At the end, some advantages of Python which I really see:
- more than just array(). Proponents of Java as well as Python lambast PHP for just having array(), instead of Set, Dictionary, Hashtable and so on. Problem is that array() is that it performs very badly on some purposes, when compared to data structures which serve that specific purpose. Big arrays will just use up to much memory. One might argue that within web application, one will probably never use an array with 500.000 entries, but it limits PHP somewhat and doesn't make it a tool of choice for "real" applications. What I don't get is why they don't offer further data structures; with ArrayAccess and Iterator, it should be possible to implement further structures in fast C code.
- bytecode. You can have that in PHP as well, at least as far as I know, but not natively.
- threading. Not possible in PHP. Some of the fanbois say that this is good, because the average PHP programmer is too stupid to handle threading. PHP is still quite web centric, and threading doesn't really make as much sense in web applications.
- better organized base functionality, more stringency.
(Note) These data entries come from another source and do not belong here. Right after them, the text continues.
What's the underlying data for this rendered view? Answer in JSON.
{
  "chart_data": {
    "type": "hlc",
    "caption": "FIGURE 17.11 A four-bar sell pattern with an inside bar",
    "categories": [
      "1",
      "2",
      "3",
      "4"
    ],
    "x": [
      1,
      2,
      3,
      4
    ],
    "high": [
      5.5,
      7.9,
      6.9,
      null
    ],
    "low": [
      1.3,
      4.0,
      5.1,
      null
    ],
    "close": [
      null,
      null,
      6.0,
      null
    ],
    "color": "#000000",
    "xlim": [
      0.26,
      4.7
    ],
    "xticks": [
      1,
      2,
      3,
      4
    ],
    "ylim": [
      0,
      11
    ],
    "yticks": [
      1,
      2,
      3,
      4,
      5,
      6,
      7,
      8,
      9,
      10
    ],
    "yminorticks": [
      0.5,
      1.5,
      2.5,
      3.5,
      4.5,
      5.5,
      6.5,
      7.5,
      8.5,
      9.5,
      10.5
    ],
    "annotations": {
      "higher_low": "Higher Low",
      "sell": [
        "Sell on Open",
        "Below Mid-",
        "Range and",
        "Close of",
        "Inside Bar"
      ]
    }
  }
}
What you can truly say against PHP is that it is still not very coherent. I'm again and again upset that the core functions do not throw exceptions. I also have to admit that PHP has some awkward caveats (a==0).
To sum it up, Python is a sturdy, good language, but it is not as superior to PHP as some people put it. It is superior in some parts, and inferior in others, so I just don't see a real purpose in switching to Python. On the other side, there's not much purpose in switching to PHP either. Java is another thing, because, although I have to pay tribute to the complexity, I really gain compared to PHP and have new possibilities such as to write GUI applications and Applets.